Я все время, когда вижу ее таким образом, как бы двойную многозначную маму: одну, существующую в затемненной комнате, собирающуюся причесываться, – со спины, и, другую, иллюзорную – отраженную в тусклой ряске зеркального стекла, – думаю, что вот-вот забуду и упущу это зрелище, потеряю из вида эту вдруг осознанную, а значит, и обретенную, точнее, обретаемую в каждый миг снова и снова роскошь моей любви к ней, к этому незабываемому зрелищу.
Мне порой мнится, что если я забуду эту иллюзию, эту чудесную видимость и необидную мнимость, то буду обречен на переживание одного из самых горчайших чувств, что мне доводилось испытывать в моей жизни. На переживание неразделенной любви и последующей преступной скуки, когда все – боязнь последнего разочарования, боязнь вызвать окончательное полное опустошение, преисполненное напрасного тления, безотзывности и замкнутости.
Эта даль, в которой я растворен, эта дивная детская вечность, откуда я взираю на маму сразу со всех сторон, из каждой пылинки вечернего воздуха комнаты, напряженно видя ее и одновременно сочувствуя так же интенсивно ее чуткой женской сути, превращает ее, такую легкую, пронизанную невидимым трепетом во всех измерениях, в шедевр пропорции.
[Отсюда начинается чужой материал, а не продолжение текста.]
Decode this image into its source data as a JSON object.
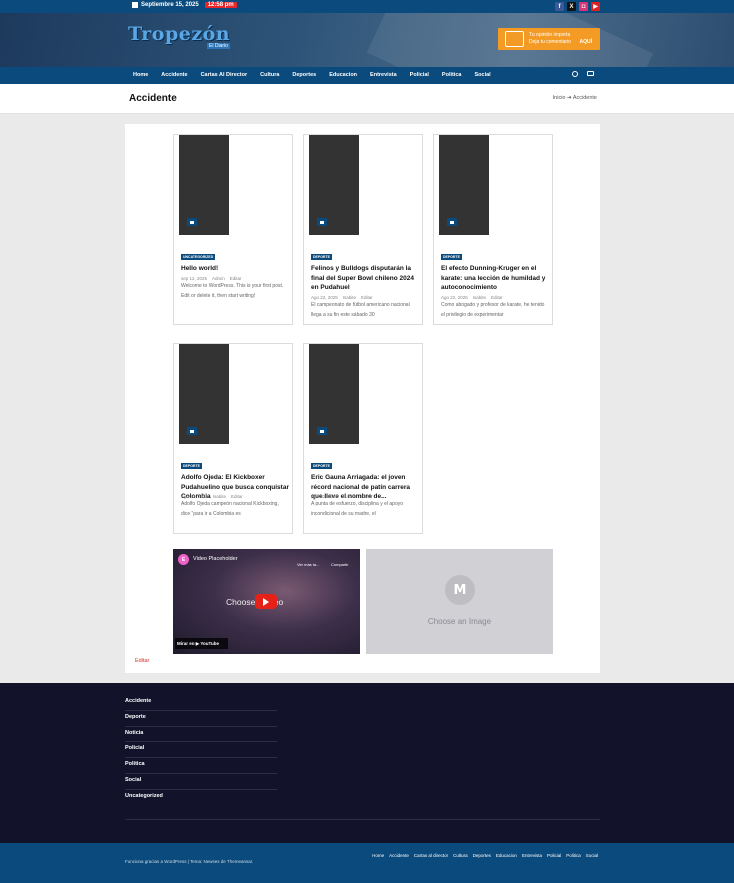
{
  "topbar": {
    "date": "Septiembre 15, 2025",
    "time": "12:58 pm",
    "socials": [
      {
        "icon": "facebook-icon",
        "glyph": "f",
        "color": "#3b5998"
      },
      {
        "icon": "x-icon",
        "glyph": "X",
        "color": "#111111"
      },
      {
        "icon": "instagram-icon",
        "glyph": "◘",
        "color": "#d8357b"
      },
      {
        "icon": "youtube-icon",
        "glyph": "▶",
        "color": "#e02020"
      }
    ]
  },
  "header": {
    "logo": "Tropezón",
    "logo_sub": "El Diario",
    "ad": {
      "line1": "Tu opinión importa",
      "line2": "Deja tu comentario",
      "cta": "AQUÍ"
    }
  },
  "nav": {
    "items": [
      "Home",
      "Accidente",
      "Cartas Al Director",
      "Cultura",
      "Deportes",
      "Educacion",
      "Entrevista",
      "Policial",
      "Politica",
      "Social"
    ]
  },
  "breadcrumb": {
    "title": "Accidente",
    "trail": "Inicio ➜ Accidente"
  },
  "posts": [
    {
      "badge": "UNCATEGORIZED",
      "title": "Hello world!",
      "date": "sep 12, 2025",
      "author": "Admin",
      "edit": "Editar",
      "excerpt": "Welcome to WordPress. This is your first post. Edit or delete it, then start writing!"
    },
    {
      "badge": "DEPORTE",
      "title": "Felinos y Bulldogs disputarán la final del Super Bowl chileno 2024 en Pudahuel",
      "date": "Ago 22, 2025",
      "author": "Isabite",
      "edit": "Editar",
      "excerpt": "El campeonato de fútbol americano nacional llega a su fin este sábado 30"
    },
    {
      "badge": "DEPORTE",
      "title": "El efecto Dunning-Kruger en el karate: una lección de humildad y autoconocimiento",
      "date": "Ago 22, 2025",
      "author": "Isabite",
      "edit": "Editar",
      "excerpt": "Como abogado y profesor de karate, he tenido el privilegio de experimentar"
    },
    {
      "badge": "DEPORTE",
      "title": "Adolfo Ojeda: El Kickboxer Pudahuelino que busca conquistar Colombia",
      "date": "Ago 22, 2025",
      "author": "Isabite",
      "edit": "Editar",
      "excerpt": "Adolfo Ojeda campeón nacional Kickboxing, dice “para ir a Colombia es"
    },
    {
      "badge": "DEPORTE",
      "title": "Eric Gauna Arriagada: el joven récord nacional de patín carrera que lleve el nombre de...",
      "date": "Ago 22, 2025",
      "author": "Isabite",
      "edit": "Editar",
      "excerpt": "A punta de esfuerzo, disciplina y el apoyo incondicional de su madre, el"
    }
  ],
  "video": {
    "logo": "E",
    "title": "Video Placeholder",
    "later": "Ver más ta...",
    "share": "Compartir",
    "choose": "Choose   r video",
    "watch": "Mirar en ▶ YouTube"
  },
  "image_placeholder": {
    "label": "Choose an Image",
    "mark": "M"
  },
  "edit_link": "Editar",
  "footer": {
    "categories": [
      "Accidente",
      "Deporte",
      "Noticia",
      "Policial",
      "Politica",
      "Social",
      "Uncategorized"
    ],
    "credit": "Funciona gracias a WordPress | Tema: Newses de Themeansar.",
    "menu": [
      "Home",
      "Accidente",
      "Cartas al director",
      "Cultura",
      "Deportes",
      "Educacion",
      "Entrevista",
      "Policial",
      "Politica",
      "Social"
    ]
  }
}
И меня всю жизнь будут преследовать и волновать те «множители», которые я мог тогда вынести за скобки видимого и чувствуемого.
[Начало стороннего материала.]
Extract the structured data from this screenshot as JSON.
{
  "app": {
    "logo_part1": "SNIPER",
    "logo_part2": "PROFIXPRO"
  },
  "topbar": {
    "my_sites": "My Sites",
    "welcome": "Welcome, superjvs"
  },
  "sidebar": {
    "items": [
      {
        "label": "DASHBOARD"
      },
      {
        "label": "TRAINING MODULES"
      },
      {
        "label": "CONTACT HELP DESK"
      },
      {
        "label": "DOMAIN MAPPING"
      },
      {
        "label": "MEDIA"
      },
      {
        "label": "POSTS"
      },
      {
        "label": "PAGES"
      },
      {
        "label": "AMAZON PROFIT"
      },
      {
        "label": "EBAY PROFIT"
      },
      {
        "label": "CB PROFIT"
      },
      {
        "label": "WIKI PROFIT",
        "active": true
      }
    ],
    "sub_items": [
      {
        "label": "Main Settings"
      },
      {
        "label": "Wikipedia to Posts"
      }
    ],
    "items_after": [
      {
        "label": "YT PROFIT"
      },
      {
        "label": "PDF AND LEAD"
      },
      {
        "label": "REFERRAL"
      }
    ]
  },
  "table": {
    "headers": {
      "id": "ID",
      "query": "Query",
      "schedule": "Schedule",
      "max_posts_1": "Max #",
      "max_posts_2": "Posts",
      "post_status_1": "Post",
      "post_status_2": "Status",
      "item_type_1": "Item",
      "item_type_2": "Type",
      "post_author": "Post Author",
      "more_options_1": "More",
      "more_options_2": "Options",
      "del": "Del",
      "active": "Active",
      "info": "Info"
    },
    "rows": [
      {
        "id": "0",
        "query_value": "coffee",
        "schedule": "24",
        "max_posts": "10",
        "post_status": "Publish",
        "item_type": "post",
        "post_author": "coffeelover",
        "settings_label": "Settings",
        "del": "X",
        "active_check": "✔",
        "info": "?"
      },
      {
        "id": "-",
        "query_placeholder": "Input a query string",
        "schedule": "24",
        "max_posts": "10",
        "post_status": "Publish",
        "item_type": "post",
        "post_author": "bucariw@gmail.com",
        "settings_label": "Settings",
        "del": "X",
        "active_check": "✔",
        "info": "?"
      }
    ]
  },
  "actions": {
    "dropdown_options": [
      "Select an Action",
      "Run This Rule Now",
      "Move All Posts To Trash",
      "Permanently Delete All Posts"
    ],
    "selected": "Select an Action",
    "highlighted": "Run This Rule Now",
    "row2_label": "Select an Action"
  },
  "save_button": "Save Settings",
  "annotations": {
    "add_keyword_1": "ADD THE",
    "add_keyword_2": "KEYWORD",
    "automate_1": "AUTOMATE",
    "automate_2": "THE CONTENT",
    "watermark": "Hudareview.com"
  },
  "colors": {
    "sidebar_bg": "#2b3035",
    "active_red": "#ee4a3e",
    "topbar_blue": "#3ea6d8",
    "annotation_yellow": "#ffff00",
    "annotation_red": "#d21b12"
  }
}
Я вижу мою мамочку с гребнем в руке, красным, как костер, когда еще достаточно поленьев и никто не помешает в сладком бездумье следить за движением языков пламени, растущих и выпрастывающих вверх исчезающие щупальца, чтобы, обмякнув, прижавшись к угольям, вспыхнуть с новой силой.
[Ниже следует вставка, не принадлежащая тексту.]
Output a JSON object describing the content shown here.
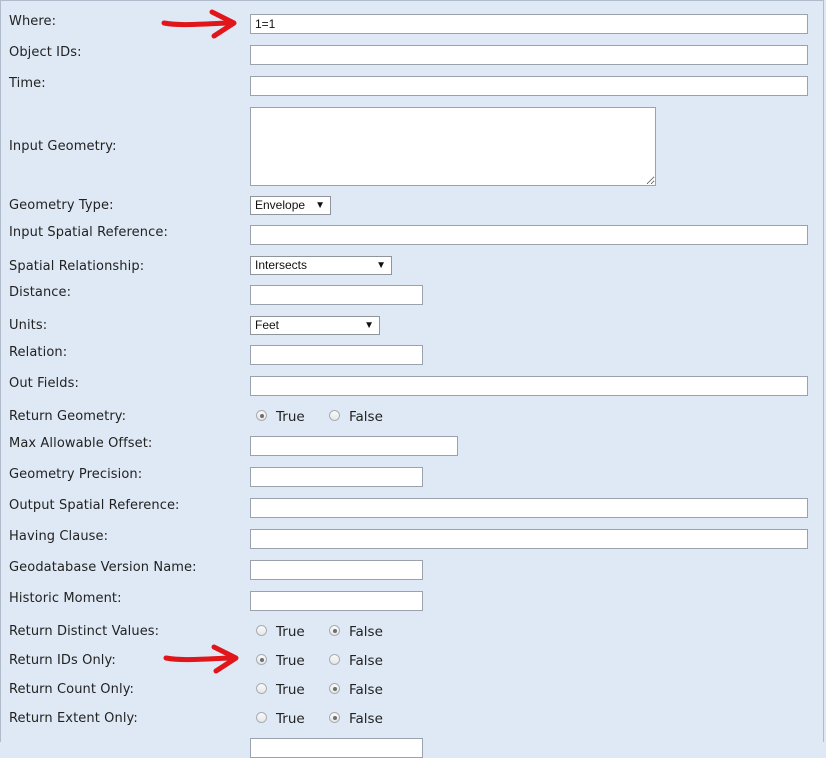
{
  "fields": {
    "where": {
      "label": "Where:",
      "value": "1=1"
    },
    "object_ids": {
      "label": "Object IDs:",
      "value": ""
    },
    "time": {
      "label": "Time:",
      "value": ""
    },
    "input_geometry": {
      "label": "Input Geometry:",
      "value": ""
    },
    "geometry_type": {
      "label": "Geometry Type:",
      "value": "Envelope"
    },
    "input_spatial_reference": {
      "label": "Input Spatial Reference:",
      "value": ""
    },
    "spatial_relationship": {
      "label": "Spatial Relationship:",
      "value": "Intersects"
    },
    "distance": {
      "label": "Distance:",
      "value": ""
    },
    "units": {
      "label": "Units:",
      "value": "Feet"
    },
    "relation": {
      "label": "Relation:",
      "value": ""
    },
    "out_fields": {
      "label": "Out Fields:",
      "value": ""
    },
    "return_geometry": {
      "label": "Return Geometry:",
      "selected": "True"
    },
    "max_allowable_offset": {
      "label": "Max Allowable Offset:",
      "value": ""
    },
    "geometry_precision": {
      "label": "Geometry Precision:",
      "value": ""
    },
    "output_spatial_reference": {
      "label": "Output Spatial Reference:",
      "value": ""
    },
    "having_clause": {
      "label": "Having Clause:",
      "value": ""
    },
    "geodatabase_version_name": {
      "label": "Geodatabase Version Name:",
      "value": ""
    },
    "historic_moment": {
      "label": "Historic Moment:",
      "value": ""
    },
    "return_distinct_values": {
      "label": "Return Distinct Values:",
      "selected": "False"
    },
    "return_ids_only": {
      "label": "Return IDs Only:",
      "selected": "True"
    },
    "return_count_only": {
      "label": "Return Count Only:",
      "selected": "False"
    },
    "return_extent_only": {
      "label": "Return Extent Only:",
      "selected": "False"
    }
  },
  "radio_options": {
    "true_label": "True",
    "false_label": "False"
  },
  "colors": {
    "background": "#dfe9f5",
    "annotation_arrow": "#e0161a"
  }
}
Она становится для меня символом отдаленности от разочарования и горечи.
И, может быть, поэтому является ко мне в этой грезе все более и более помолодевшей, и вот-вот станет совсем молочной и юной, как на студенческих фотографиях, до знакомства с отцом, в совершенной отдельности приняв облик моей мечты.
Станет совсем похожа на молодые фотографии бабушки, тонущей в тумане ателье.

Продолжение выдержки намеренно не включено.